Her doctors were her first guides, leading her through the treatment process and laying out a roadmap to get from where she was to cancer-free.
“With that first diagnosis, you hear a lot of information but you don’t absorb it. I’ll never forget (the doctor) saying, ‘Here’s what we’re going to do. We’re going to do this and this and this,’” Hohn said. “And then he said forget about everything except the first step.”
Chemotherapy wasn’t fun, but it was effective. After six treatments a 44-millimeter tumor reduced in size to 4 millimeters. That made the following double mastectomy surgery easier, and reconstructive surgery then followed, followed by another round of chemotherapy and radiation.
“My surgeon said if I gave them a year of my life, they would give me my life back. That is what happened from 2018 to December of 2019."
— Keara Hohn, honorary co-chair of the 2021 Heart &
It was all a year-long process that saw emotions run high and low, but with the support of her husband Dustin, she followed her doctors’ advice and stayed the course. It was a long year, but one after which she emerged free of cancer and back on the road to health.
“My surgeon said if I gave them a year of my life, they would give me my life back,” Hohn said. “That is what happened from 2018 to December of 2019.”
Like Trebil, she found herself receiving support from extended family, friends, work colleagues and even strangers. She said those people, along with events like Heart and Sole, gave her a boost that she wasn’t even aware that she needed. As she tried to prepare herself for chemotherapy and radiation treatments, help was already arriving.
“I’m a planner. I need a plan that brings me a little bit of peace. But before I could do that, we had financial support rolling in,” Hohn said. “It’s humbling. It brings you some hope. I don’t think I could ever express how they’ve affected my life.”

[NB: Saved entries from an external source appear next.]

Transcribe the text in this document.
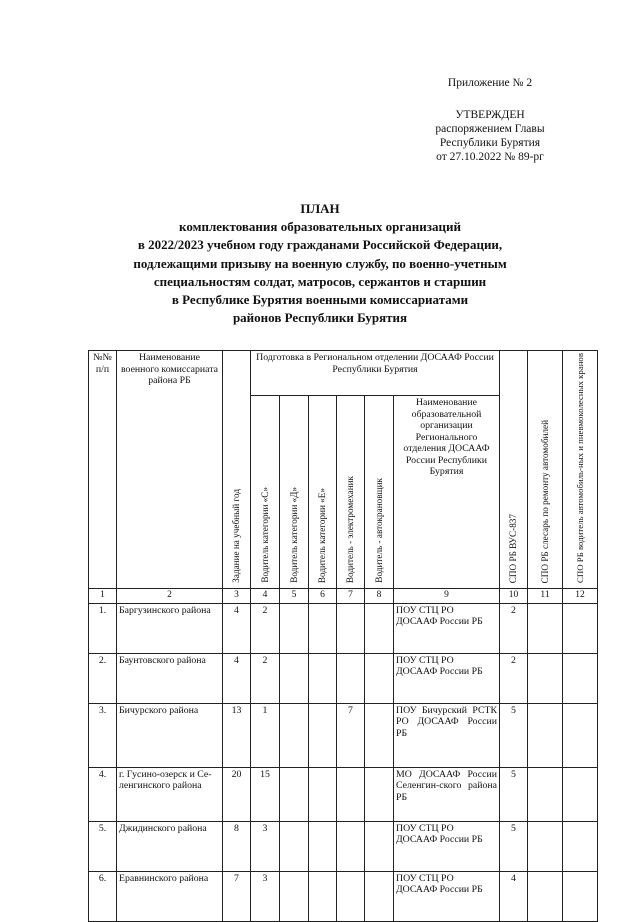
Приложение № 2
УТВЕРЖДЕН
распоряжением Главы
Республики Бурятия
от 27.10.2022 № 89-рг
ПЛАН
комплектования образовательных организаций
в 2022/2023 учебном году гражданами Российской Федерации,
подлежащими призыву на военную службу, по военно-учетным
специальностям солдат, матросов, сержантов и старшин
в Республике Бурятия военными комиссариатами
районов Республики Бурятия
№№ п/п	Наименование военного комиссариата района РБ	Задание на учебный год	Подготовка в Региональном отделении ДОСААФ России Республики Бурятия						СПО РБ ВУС-837	СПО РБ слесарь по ремонту автомобилей	СПО РБ водитель автомобиль-ных и пневмоколесных кранов
			Водитель категории «С»	Водитель категории «Д»	Водитель категории «Е»	Водитель - электромеханик	Водитель - автокрановщик	Наименование образовательной организации Регионального отделения ДОСААФ России Республики Бурятия			
1	2	3	4	5	6	7	8	9	10	11	12
1.	Баргузинского района	4	2					ПОУ СТЦ РО ДОСААФ России РБ	2		
2.	Баунтовского района	4	2					ПОУ СТЦ РО ДОСААФ России РБ	2		
3.	Бичурского района	13	1			7		ПОУ Бичурский РСТК РО ДОСААФ России РБ	5		
4.	г. Гусино-озерск и Се-ленгинского района	20	15					МО ДОСААФ России Селенгин-ского района РБ	5		
5.	Джидинского района	8	3					ПОУ СТЦ РО ДОСААФ России РБ	5		
6.	Еравнинского района	7	3					ПОУ СТЦ РО ДОСААФ России РБ	4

Subsequent genealogical research has shown breast cancer to be more prominent in her family than she realized, causing her to become an even stronger proponent for early detection. Nobody should think they’re too young or have too little history of cancer in the family to be on the lookout for the disease.
“I think at that time I thought that that’s not going to happen to me. I’m too young to deal with that,” Hohn said. “Had I known (about her family cancer history) I maybe would have been more proactive.”
The former restaurant co-workers will reunite again on Friday when they attend the Heart and Sole Cancer Walk at Hitchcock Park. They are both grateful for the support the event provided them during a frightening time in their lives, and they’re happy to give back by serving as an example that cancer can be beaten, and it’s beaten by people every day. Both are ready to offer their advice and support to those who are just beginning to fight their own battle, as they remember those who stepped up to help them.
“My biggest hope is to bring awareness. My husband and I want to give back as much as we can, and if anything comes out of my story, it’s to bring awareness and to rally people together to help whoever. We want to give back any way we can,” Trebil said.
Hohn, who has since taken up running again after her treatments, plans to run the 10K race at the Heart and Sole Cancer Walk Friday. She said that’s appropriate, since she runs by taking it one step at a time, the same way she approached the treatments that saved her life.
She hopes to help others take those steps toward recovery.
“Take one day at a time and lean into your faith,” Hohn said.